Kindles and iPods work well as incentives for middle schoolers.
The Qualified Zone Academy Bond brought a whole lot of money to Warren County School District for renovations at two schools.
The money - about $30 million - is so low-interest, the district anticipates paying back less than it borrowed.
But, there were strings attached.
To qualify for QZAB, the district had to partner with the National Education Foundation in providing an online computing component to its educational process at Beaty-Warren Middle School and Eisenhower Middle High School, the two buildings with QZAB projects.
The district was already offering an online component - through Pearson Successmaker at the elementary and middle levels and Pearson NovaNet at the high school level - and continues to do so at all schools.
"It's an instructional software program for elementary ed and middle school students," Academic Teacher Coach Jen Dilks said of Successmaker. "It adapts to the student's individual learning needs for mastery of essential reading and math concepts and provides outcomes-based data for teachers to use to inform their instruction in the classroom."
When NEF came to the district, the company was using a different software. "We convinced NEF to go with Successmaker," Director of Administrative Support Services Amy Stewart said.
Keeping the software provides continuity in the instruction. "This is a product we've had for years," Dilks said.
"The teachers have been trained on this," Misty Weber, principal of both alternative education for disruptive youth and online learning, said. "We have lead teachers. They've trained with Pearson."
"It targets those areas of difficulties... areas students are struggling with," Dilks said.
"It constantly provides that mixed practice," Stewart said. "It's a beautiful supplement to instruction."
Students may work on Successmaker during school, though not during their core classes. Some can access the software from home, but that access depends on the computer and connection they have available, Stewart said.
Under the NEF program, Successmaker is used more and in some different ways, according to Dilks.
One of the most visible differences is the incentive program.
"We want to have students have 24 hours in the system over the course of the school year," Weber said. "If you have a student in for at least 24 hours, they should make a year's progress."
Based on each student's needs, those hours will either be in math or reading. Students are welcome and encouraged to put in hours on their secondary subject, but the 24 are in the identified area of need.
Dilks, Weber, and representatives from NEF got together to figure out how to encourage kids to put in the hours.
"We met with students from each building, teachers, and administrators to brainstorm what would motivate our students," Weber said.
The kids want personal electronic devices.
NEF will give away two items to students at each grade level at both schools every nine-week grading period. Only sixth-, seventh- and eighth-grade students at each school are eligible.
"In November, we gave away a Kindle Fire and an iPod Touch at each grade level and each school," Weber said.
Students won chances at the items by completing time on the Successmaker system. At six hours in their core subject, they received one chance.
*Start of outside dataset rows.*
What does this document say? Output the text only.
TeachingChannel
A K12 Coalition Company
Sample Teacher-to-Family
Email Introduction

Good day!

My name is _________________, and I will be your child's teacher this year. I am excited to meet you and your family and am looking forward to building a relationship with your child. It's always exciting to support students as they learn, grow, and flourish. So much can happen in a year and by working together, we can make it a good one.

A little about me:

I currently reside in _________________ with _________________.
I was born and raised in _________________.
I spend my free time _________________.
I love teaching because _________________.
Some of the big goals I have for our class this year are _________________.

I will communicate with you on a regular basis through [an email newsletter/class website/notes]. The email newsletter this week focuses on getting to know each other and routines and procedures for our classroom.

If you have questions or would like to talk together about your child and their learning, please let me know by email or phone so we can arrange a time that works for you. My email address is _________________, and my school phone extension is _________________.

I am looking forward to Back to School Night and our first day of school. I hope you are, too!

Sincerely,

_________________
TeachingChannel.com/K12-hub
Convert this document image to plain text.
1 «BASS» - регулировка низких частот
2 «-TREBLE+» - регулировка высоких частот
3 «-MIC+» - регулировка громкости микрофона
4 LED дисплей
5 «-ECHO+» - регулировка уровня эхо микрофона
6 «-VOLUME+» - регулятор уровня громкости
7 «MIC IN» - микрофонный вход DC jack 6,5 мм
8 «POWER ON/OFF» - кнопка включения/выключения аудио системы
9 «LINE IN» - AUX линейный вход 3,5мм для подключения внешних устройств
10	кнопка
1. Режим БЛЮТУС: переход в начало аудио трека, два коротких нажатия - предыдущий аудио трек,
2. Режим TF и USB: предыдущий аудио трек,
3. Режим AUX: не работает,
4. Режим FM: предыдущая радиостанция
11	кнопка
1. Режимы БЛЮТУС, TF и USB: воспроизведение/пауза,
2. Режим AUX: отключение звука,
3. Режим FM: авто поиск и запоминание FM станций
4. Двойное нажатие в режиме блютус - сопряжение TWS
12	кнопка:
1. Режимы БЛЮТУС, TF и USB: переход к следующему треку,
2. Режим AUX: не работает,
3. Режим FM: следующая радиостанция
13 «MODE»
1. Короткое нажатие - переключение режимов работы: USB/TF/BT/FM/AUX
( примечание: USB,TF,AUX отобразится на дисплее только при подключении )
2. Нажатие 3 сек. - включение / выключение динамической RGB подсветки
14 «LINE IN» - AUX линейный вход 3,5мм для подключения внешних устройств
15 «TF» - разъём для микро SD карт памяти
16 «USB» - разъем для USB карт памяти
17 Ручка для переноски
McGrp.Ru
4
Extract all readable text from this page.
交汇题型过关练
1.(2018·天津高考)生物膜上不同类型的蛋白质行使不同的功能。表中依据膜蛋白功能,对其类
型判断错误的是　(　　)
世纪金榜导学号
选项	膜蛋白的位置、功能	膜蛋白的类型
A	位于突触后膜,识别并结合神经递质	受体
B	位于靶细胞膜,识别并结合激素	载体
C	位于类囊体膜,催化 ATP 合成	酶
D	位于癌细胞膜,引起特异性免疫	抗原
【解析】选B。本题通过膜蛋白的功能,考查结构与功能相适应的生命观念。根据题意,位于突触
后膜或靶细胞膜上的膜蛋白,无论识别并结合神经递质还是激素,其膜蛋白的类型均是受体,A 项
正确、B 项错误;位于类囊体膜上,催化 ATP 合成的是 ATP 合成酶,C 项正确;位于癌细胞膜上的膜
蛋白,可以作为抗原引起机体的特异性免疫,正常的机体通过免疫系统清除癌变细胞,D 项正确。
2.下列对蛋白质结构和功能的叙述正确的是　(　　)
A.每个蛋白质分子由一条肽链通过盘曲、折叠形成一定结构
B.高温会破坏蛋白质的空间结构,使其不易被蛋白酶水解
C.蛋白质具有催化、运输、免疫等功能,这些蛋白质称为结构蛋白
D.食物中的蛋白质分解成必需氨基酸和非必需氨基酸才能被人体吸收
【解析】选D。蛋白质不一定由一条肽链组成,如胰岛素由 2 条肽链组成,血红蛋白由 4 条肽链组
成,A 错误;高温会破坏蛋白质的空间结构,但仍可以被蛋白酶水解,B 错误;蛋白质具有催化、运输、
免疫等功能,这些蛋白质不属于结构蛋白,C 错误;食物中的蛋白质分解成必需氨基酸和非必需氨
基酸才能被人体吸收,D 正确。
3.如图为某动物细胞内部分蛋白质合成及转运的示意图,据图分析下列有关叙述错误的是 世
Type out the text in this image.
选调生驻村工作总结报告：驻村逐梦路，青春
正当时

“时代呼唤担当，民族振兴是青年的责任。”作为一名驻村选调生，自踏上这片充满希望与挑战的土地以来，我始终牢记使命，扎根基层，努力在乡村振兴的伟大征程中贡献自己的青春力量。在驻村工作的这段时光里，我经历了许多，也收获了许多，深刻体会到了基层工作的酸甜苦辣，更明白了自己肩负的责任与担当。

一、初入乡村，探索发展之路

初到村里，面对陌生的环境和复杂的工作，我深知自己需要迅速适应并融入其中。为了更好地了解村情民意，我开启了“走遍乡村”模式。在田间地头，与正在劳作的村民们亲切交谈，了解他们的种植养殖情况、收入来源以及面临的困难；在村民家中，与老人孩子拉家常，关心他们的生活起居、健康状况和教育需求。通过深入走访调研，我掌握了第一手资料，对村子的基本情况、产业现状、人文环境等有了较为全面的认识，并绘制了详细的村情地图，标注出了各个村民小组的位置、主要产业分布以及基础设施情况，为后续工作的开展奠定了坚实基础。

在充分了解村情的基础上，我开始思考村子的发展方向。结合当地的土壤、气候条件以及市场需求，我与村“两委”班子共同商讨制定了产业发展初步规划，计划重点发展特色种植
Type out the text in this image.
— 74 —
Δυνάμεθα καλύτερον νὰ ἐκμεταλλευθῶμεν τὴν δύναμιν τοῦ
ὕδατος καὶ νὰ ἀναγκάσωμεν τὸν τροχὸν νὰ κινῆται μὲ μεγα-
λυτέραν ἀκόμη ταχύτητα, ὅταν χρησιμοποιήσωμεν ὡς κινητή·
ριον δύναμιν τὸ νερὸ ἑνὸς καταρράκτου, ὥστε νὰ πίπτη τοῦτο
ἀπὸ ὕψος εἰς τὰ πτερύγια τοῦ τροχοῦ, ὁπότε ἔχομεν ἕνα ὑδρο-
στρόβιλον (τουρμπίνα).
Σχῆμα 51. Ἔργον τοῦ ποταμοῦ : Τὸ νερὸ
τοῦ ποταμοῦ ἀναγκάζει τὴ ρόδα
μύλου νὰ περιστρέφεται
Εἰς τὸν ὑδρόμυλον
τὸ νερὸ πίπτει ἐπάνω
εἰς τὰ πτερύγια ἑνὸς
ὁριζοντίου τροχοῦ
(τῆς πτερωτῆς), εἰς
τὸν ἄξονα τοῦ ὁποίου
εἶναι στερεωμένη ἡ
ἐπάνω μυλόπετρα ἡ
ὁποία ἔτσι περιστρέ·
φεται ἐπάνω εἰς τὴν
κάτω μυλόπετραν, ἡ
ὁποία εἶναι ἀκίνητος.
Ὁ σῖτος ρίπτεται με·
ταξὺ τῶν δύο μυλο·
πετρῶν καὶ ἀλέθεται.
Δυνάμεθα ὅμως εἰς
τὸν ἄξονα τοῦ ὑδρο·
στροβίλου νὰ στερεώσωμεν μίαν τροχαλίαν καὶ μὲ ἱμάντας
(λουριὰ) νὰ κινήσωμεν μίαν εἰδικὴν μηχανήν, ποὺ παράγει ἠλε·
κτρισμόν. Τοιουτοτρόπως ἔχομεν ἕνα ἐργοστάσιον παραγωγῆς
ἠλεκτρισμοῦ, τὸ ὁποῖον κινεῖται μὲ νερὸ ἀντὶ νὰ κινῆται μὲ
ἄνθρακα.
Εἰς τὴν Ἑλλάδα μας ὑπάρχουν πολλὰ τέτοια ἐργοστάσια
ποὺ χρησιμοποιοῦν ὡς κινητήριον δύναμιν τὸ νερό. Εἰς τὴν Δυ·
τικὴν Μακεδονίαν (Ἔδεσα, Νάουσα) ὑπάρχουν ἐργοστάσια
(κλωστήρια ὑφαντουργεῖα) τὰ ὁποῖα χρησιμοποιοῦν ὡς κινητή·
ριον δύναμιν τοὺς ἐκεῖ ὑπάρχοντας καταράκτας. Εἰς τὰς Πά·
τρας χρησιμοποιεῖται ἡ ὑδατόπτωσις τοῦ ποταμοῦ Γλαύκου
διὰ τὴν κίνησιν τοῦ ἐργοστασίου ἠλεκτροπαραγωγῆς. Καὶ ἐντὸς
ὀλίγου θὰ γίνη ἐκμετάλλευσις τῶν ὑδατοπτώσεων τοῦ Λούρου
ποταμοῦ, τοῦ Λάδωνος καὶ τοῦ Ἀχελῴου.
Each additional hour, in either reading or math, earned another chance.
The items to be given away will vary, but will feature at least one "larger, techy item," Dilks said.
The next grading period ends Jan. 18. "The kids are really starting to get excited about what they could possibly get through the incentives," Weber said.
There are also incentives at the group and class level. If every student in an advisory group reaches six hours, that group will have a pizza party. The same group can win a second "snack" party if every student puts in six hours on their secondary subject.
If an entire grade at either school averages six hours per student, that class will have some kind of celebration. "A dance, Wacky Olympics, Minute to Win It, Great Race activities... something that will get the kids excited and celebrate their accomplishment," Weber said.
All of the incentives are funded by NEF. The district is not paying for them. The district does pay for the Successmaker software as it has in the past.
"Warren County School District is being the incentive model for the nation," Dilks said.
"There are a lot of other academies," Weber said. "NEF is looking for us to be the leader."
Other than the lost learning opportunity and not qualifying for individual and group incentives, there are no consequences for students who do not reach six hours in a grading period or 24 hours in a year.
Over the next two weeks, students will have a chance to win some additional chances at the next drawing.
The district will host informational meetings from 6 to 6:30 and 6:45 to 7:15 p.m. Wednesday, Dec. 12, at Eisenhower, and from 6 to 7 p.m. Wednesday, Dec. 19, at Beaty. The Beaty meetings include an introduction to 4Sight testing.
At the meetings, experts will present information and be available to answer questions on the Successmaker program and the incentives. A new Parent Academy program is also on the agenda.
District officials ask that those who plan to attend pre-register so their children's information will be ready when they arrive. Students can earn up to three extra chances - one for the student, and one each for up to two parents - toward the next incentive for attending the meeting.